Today, as part of Galileo, the newest release of JWT, the Java Workflow Tooling project, has been released. Java Workflow Tooling in version 0.6 brings open business process design and development to the Eclipse platform. JWT-modeled processes can look the way the analyst wants, hold any implementation information the developer adds in, and be deployed to the runtime platform of choice.
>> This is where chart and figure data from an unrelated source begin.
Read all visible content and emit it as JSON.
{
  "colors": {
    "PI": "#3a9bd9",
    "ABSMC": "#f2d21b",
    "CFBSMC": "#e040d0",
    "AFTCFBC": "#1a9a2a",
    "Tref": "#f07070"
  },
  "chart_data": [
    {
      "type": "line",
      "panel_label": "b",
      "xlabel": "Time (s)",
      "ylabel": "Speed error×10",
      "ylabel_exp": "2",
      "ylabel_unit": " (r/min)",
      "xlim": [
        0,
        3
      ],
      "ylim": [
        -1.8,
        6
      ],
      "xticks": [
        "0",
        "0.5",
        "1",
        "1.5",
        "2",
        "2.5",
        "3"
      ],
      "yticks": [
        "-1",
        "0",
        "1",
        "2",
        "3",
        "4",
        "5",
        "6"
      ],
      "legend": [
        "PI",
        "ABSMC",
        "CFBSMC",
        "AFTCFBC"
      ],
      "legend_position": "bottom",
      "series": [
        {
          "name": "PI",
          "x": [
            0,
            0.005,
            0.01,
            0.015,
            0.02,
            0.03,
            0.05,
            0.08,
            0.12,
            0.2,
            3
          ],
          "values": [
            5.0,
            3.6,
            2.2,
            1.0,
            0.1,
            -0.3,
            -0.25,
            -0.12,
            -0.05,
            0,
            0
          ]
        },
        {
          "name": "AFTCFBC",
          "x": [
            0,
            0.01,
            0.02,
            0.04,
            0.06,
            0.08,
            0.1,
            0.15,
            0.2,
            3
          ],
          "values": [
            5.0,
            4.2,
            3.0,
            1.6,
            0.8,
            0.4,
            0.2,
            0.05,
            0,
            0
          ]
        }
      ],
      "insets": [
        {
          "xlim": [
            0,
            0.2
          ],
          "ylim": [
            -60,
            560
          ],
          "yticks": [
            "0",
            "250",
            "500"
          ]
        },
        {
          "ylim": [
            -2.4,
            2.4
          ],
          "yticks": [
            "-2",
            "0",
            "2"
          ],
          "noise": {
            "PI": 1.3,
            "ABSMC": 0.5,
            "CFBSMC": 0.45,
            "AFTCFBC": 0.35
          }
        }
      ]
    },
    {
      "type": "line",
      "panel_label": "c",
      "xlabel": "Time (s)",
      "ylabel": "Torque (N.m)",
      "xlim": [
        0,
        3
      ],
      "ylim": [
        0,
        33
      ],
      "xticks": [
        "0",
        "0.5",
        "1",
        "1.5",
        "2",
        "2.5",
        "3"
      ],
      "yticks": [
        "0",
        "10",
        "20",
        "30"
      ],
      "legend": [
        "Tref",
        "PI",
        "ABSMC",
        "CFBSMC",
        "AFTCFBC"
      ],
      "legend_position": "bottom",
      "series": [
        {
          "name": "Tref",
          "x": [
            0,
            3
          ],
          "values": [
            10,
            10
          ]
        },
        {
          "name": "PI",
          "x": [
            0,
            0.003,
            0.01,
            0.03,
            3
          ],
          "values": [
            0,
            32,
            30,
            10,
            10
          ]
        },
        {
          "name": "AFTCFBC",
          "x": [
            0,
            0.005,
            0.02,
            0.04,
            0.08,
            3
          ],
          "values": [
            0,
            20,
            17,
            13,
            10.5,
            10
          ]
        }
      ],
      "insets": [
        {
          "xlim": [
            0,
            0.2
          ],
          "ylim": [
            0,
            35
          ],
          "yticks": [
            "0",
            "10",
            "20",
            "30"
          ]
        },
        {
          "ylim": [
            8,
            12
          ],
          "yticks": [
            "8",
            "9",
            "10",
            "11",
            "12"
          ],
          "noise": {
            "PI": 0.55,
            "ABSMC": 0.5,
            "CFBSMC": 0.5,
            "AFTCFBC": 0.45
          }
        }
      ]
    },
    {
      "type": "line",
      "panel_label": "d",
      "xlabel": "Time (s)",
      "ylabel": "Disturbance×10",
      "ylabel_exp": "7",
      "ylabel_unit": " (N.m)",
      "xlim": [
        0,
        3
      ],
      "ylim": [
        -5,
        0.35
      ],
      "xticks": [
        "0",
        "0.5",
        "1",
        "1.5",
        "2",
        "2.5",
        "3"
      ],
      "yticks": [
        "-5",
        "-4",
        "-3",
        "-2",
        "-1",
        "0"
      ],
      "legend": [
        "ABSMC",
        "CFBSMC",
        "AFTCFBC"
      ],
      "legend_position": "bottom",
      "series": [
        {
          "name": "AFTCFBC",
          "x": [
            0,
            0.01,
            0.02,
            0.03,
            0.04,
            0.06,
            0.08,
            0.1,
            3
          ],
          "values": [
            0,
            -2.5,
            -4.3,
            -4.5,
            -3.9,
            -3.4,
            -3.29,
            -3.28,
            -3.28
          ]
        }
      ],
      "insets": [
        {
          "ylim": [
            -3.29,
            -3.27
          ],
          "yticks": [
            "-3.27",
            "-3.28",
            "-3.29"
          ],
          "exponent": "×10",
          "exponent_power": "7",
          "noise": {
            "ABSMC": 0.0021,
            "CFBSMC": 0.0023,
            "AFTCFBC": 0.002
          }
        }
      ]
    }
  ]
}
This is possible thanks to a flexible framework allowing extensible views, model and transformations, that communities and vendors can build on. JWT comes with several built-in extensions like UML Activity Diagram or Event-driven Process Chains (EPC) views, BPMN interoperability, code generation (e.g. XPDL, or WSBPEL-code in the AgilPro integration, but also HTML documentation). There are actually already a few solutions that integrate JWT, such as the SOA-focused Scarbo of the OW2 consortium, or AgilPro in SourceForge.

JWT is available in Galileo using Help -> Install New Software... -> Galileo -> General Purpose Tools -> Java Workflow Tooling (Incubation).


Come and get it!

Mittwoch, 17. Juni 2009

Everything prepared for Galileo

Last night I fixed the last bug for Eclipse Galileo. Just in time! Today the release candidate RC5 is built for version 0.6 of our project Java Workflow Tooling (JWT) and this release candidate will be used in the final Eclipse Galileo build. You'll find JWT on the Galileo update server in the area General Purpose Tools.

But this doesn't mean that we'll now have time to rest and lie in the sun. Now is the time to summarize the development in JWT of the last months in a few sentences for articles and blogs. It's also the time to plan ahead: how shall the project plan for the next years look like? Which releases will we have and how will the general strategy for e4 as well as beyond look like?


In addition to that there are also integrators of JWT that need to be updated with the new version. In our SourceForge project AgilPro we have a toolsuite that allows to model, simulate and execute workflows. It includes all the plugins (e.g. workflow editor but also several transformations) from the JWT Galileo release.

In addition it also contains the Workflow codegeneration framework which allows us to transform the graph-based to a block-based structure in order to generate BPEL-code (1). So we are just updating and adapting everything until next week in order to have hopefully a joint release of Galileo and AgilPro.

(1) I know that BPEL is not only a block-based language, but can also be used graph-based. But the block-based structure is much better to read and maintain in BPEL-editors.